There is something very satisfying about holding a small bowl, with an easy curve, in your hands and being able to feel the warmth of the oatmeal through the textured surface of the exposed clay. It's the same curve that comes naturally to the shape of my hands when I'm throwing the bowl on the wheel—a little curved, not so straight and stark, but still as perfect as I can make it.
The bowls actually started out as straight-sided pieces. Back when I was making the first iterations of these, I was obsessed with trying to mimic the straight lines of industrially-machined pieces and get as far away from the "handmade look" as possible. This was indubitably an effect of my perfectionist tendencies, and my architectural training. But handmade pieces aren't really meant to do that. You can force and bully it into straight lines, but the material and the process doesn't work best that way—the material wants to curve and warp and bend throughout the throwing and firing process. And beyond that, even if something does end up straight and perfectly perpendicular to the ground plane, it doesn't necessarily look that way—bowls would look as though they were either flaring out, or angling in. There's a term that everyone learns in architectural history classes—entasis. It refers to the way that Classical greek columns would curve a little—just enough to appear straight. I think there's a little bit of that in the oatmeal bowls. But also curves are more forgiving, a little more organic, and for something like oatmeal, or soup, or whatever you choose to use them for—there's something appealing about how the slight curvature emphasizes the way you want to cup something tasty that you're about to consume. The same process of refining the angle where the bowl closes in to the finish of the foot also developed that way—through use, observation, and refinement over the years as the pieces were folded into our daily lives.
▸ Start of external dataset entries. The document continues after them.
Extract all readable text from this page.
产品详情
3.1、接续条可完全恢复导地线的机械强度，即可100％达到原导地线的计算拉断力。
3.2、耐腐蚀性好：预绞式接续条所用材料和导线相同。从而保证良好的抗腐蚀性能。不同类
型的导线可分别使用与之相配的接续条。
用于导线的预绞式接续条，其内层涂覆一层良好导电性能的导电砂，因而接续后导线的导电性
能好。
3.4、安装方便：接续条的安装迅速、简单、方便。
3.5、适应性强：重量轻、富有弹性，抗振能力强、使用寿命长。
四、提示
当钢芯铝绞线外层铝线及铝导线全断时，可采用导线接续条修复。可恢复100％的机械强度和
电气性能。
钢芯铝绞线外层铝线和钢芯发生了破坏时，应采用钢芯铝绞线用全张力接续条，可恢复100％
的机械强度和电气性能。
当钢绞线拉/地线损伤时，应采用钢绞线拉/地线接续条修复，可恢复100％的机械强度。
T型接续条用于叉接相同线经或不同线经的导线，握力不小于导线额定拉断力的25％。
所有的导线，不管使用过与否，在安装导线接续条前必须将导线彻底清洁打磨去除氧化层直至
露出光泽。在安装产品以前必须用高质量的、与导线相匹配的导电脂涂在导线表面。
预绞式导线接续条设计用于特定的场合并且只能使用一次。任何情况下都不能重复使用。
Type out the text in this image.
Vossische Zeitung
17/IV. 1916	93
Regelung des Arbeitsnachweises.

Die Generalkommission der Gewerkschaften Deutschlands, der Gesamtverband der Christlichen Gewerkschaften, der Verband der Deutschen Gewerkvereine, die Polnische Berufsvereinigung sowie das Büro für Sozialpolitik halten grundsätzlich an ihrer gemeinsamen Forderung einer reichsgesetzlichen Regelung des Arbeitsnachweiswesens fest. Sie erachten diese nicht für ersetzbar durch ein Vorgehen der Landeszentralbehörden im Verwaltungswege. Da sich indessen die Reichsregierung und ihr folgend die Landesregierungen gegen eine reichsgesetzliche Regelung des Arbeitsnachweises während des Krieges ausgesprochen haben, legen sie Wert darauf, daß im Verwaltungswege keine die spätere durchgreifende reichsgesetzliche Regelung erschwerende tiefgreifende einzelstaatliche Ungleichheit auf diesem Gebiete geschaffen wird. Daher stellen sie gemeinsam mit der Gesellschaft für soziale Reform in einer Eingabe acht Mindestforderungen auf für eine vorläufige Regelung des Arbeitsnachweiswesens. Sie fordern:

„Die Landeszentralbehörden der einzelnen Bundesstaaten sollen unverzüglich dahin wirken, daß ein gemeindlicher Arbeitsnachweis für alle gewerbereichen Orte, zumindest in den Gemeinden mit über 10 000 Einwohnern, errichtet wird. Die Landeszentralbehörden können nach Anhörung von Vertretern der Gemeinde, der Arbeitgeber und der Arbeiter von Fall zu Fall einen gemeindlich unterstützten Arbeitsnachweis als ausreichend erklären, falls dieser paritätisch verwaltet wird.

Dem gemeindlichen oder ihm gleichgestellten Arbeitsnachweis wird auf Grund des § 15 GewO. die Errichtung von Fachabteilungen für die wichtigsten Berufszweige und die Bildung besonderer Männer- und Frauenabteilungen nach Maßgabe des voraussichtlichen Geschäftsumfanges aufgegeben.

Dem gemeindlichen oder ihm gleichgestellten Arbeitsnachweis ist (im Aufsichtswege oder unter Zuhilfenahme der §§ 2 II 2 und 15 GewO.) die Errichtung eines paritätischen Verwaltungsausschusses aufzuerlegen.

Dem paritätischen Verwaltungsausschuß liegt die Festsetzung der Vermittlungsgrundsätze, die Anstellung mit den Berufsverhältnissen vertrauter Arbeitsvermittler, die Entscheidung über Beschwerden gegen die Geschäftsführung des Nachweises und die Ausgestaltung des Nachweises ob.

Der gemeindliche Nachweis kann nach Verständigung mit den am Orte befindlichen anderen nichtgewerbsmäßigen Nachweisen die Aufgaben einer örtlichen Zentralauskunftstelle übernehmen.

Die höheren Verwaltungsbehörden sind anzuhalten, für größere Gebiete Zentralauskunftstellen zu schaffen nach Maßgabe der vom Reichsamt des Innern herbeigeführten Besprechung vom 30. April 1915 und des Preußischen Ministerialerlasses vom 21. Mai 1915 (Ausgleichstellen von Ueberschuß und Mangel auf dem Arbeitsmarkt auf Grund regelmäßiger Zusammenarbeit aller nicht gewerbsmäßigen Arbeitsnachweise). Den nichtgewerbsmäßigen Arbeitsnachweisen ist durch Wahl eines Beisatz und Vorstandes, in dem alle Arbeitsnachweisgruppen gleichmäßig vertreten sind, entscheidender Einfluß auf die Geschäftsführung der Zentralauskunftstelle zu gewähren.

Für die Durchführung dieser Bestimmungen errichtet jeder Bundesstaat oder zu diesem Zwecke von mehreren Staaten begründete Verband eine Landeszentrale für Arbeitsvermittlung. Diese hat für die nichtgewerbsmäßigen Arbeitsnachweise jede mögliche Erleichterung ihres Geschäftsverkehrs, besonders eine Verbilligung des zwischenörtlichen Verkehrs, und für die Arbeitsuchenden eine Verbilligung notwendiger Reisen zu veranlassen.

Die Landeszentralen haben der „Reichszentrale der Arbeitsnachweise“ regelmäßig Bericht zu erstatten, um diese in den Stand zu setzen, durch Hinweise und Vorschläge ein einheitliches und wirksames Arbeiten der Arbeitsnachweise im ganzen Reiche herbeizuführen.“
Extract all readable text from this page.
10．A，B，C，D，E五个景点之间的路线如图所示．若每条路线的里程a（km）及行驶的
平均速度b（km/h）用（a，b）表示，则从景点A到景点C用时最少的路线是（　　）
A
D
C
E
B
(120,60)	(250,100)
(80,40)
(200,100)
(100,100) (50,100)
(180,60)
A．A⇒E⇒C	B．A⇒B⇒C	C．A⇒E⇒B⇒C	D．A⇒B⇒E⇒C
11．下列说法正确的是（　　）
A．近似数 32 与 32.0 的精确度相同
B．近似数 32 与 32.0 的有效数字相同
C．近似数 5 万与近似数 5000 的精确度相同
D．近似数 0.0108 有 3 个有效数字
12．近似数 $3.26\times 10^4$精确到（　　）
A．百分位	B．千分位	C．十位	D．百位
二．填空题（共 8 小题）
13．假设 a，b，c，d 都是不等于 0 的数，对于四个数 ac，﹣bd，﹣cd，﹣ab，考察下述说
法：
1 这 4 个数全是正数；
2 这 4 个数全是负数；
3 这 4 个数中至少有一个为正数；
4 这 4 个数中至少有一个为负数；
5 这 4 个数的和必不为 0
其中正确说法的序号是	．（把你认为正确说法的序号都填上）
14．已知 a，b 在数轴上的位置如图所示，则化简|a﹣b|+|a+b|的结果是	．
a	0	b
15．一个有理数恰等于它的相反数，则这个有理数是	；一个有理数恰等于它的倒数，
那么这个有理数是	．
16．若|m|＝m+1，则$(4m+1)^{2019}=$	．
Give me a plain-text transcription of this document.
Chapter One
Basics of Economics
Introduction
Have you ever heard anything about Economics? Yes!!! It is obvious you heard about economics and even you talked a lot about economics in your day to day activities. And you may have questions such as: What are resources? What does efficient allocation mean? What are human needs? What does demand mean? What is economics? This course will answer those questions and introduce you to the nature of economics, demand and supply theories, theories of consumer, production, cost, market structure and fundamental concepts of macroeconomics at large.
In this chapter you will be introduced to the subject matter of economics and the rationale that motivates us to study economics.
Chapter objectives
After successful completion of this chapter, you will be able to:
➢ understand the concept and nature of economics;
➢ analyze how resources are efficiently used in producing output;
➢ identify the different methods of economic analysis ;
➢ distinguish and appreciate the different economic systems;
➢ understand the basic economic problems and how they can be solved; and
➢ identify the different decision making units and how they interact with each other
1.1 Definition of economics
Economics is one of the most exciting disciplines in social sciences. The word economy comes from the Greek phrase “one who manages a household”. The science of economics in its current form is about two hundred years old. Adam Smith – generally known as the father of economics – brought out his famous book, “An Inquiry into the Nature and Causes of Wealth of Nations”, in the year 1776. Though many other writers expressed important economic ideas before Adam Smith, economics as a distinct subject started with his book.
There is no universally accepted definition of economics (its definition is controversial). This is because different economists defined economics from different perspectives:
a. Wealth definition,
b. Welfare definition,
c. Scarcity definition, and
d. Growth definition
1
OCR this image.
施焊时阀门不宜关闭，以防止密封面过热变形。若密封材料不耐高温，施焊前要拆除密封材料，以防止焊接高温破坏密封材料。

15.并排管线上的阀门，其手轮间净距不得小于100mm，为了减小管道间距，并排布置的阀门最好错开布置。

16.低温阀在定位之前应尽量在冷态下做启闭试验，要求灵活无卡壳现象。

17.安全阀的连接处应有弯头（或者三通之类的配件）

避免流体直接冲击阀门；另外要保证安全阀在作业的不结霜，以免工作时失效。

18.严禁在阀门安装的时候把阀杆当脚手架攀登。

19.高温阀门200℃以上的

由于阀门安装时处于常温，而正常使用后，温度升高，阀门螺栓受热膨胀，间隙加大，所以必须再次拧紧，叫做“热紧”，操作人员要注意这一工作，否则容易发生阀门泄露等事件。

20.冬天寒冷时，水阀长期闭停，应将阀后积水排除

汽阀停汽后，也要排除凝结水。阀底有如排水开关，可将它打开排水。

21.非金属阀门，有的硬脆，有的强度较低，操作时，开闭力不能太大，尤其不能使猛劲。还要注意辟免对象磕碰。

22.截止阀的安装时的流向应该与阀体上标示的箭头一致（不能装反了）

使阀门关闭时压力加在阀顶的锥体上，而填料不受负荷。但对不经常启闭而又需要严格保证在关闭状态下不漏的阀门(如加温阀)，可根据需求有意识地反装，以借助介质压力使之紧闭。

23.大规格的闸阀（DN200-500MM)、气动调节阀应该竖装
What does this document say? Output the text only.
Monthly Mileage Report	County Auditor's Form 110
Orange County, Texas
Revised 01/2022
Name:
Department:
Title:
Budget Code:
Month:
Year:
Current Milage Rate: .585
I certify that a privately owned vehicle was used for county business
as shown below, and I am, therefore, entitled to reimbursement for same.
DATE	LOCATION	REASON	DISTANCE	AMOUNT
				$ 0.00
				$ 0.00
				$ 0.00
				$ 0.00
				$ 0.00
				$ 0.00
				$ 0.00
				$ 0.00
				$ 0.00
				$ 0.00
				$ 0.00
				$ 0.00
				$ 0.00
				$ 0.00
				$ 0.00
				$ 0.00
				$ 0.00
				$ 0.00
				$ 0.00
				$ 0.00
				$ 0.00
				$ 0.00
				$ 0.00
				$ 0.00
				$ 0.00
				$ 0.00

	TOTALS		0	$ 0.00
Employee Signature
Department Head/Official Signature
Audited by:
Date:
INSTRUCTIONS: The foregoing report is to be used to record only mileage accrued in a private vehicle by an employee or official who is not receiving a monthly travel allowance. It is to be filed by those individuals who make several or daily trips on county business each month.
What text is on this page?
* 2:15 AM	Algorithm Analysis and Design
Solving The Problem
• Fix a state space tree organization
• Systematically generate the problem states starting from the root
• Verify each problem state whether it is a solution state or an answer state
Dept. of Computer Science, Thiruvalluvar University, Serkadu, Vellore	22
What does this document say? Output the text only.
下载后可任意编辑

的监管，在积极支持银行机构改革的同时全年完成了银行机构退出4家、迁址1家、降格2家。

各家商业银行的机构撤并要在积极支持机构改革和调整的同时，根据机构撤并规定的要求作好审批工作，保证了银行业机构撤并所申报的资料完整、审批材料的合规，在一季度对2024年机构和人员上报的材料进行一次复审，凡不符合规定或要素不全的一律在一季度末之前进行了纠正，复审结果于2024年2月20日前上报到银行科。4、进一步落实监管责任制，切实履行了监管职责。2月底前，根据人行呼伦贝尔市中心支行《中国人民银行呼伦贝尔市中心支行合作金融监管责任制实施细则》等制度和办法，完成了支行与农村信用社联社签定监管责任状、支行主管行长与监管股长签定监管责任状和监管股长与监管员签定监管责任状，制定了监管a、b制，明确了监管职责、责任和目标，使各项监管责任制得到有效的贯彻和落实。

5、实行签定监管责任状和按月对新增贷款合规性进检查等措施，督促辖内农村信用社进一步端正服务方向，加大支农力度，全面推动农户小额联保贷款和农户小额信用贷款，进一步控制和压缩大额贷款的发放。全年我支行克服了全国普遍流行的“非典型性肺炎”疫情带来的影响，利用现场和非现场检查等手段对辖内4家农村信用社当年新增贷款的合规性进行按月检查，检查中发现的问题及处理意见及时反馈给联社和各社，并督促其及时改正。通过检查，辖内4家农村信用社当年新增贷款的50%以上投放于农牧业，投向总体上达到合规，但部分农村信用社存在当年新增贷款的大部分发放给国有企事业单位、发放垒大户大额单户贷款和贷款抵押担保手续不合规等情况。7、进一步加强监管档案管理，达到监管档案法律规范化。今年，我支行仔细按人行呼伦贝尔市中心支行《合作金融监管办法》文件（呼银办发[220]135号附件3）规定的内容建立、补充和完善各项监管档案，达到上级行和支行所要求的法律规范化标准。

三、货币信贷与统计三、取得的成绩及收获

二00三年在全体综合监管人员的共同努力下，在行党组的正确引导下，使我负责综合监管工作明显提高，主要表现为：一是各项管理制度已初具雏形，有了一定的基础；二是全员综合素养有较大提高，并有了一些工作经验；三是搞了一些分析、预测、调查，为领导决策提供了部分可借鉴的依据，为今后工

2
Of course, you can use the bowl for other things. I have a friend that drinks vast amounts of tea, and he feels that this size and proportion is closer to what he wants to be able to drink his tea in. I'm working on another variation that's a little more angled and a little more rounded to use as a proper teabowl, since the shape is close. I've also made a range of lids for the bowls, to let them stack in another way, and be used for other things. I've made panna cotta in them, and filled the shallow indent of the lid with fresh berries or placed a small crumbly cookie on top to have with the unctuous smoothness of the dessert. If I'm serving soup, the lid is helpful for keeping things warm and steaming inside, or alternatively, to protect the contents from pesky insects (or curious chickens) when we choose to eat outside at the picnic table. I store things in them—cough drops by my bedside when I'm sick, or one of multiple headphones in the studio. I have friends that use them as sugar jars for the table, or to store garlic and shallots on the kitchen counter. The list goes on. It is always nice to hear how the pieces are being used—what maker doesn't want to know that their creations have become cherished pieces in other people's daily rituals?
I think one of the key reasons that the oatmeal bowl is a favorite is because I've lived with it for a long time—it's one of the pieces that we use at home, and that will continue to live in our cupboards and on the dining table. My process is not fast—I like to think through things, make pieces, and then live with them for a while. The long history allows for changes and refinements, as only years of use and handling and "looking at" will provide the opportunity to happen. It is a chance to make and remake, and is one of the best parts of doing what I do—the ceramics process doesn't stop just when the piece is glazed and fired, it continues through the life of the pieces and those that use it.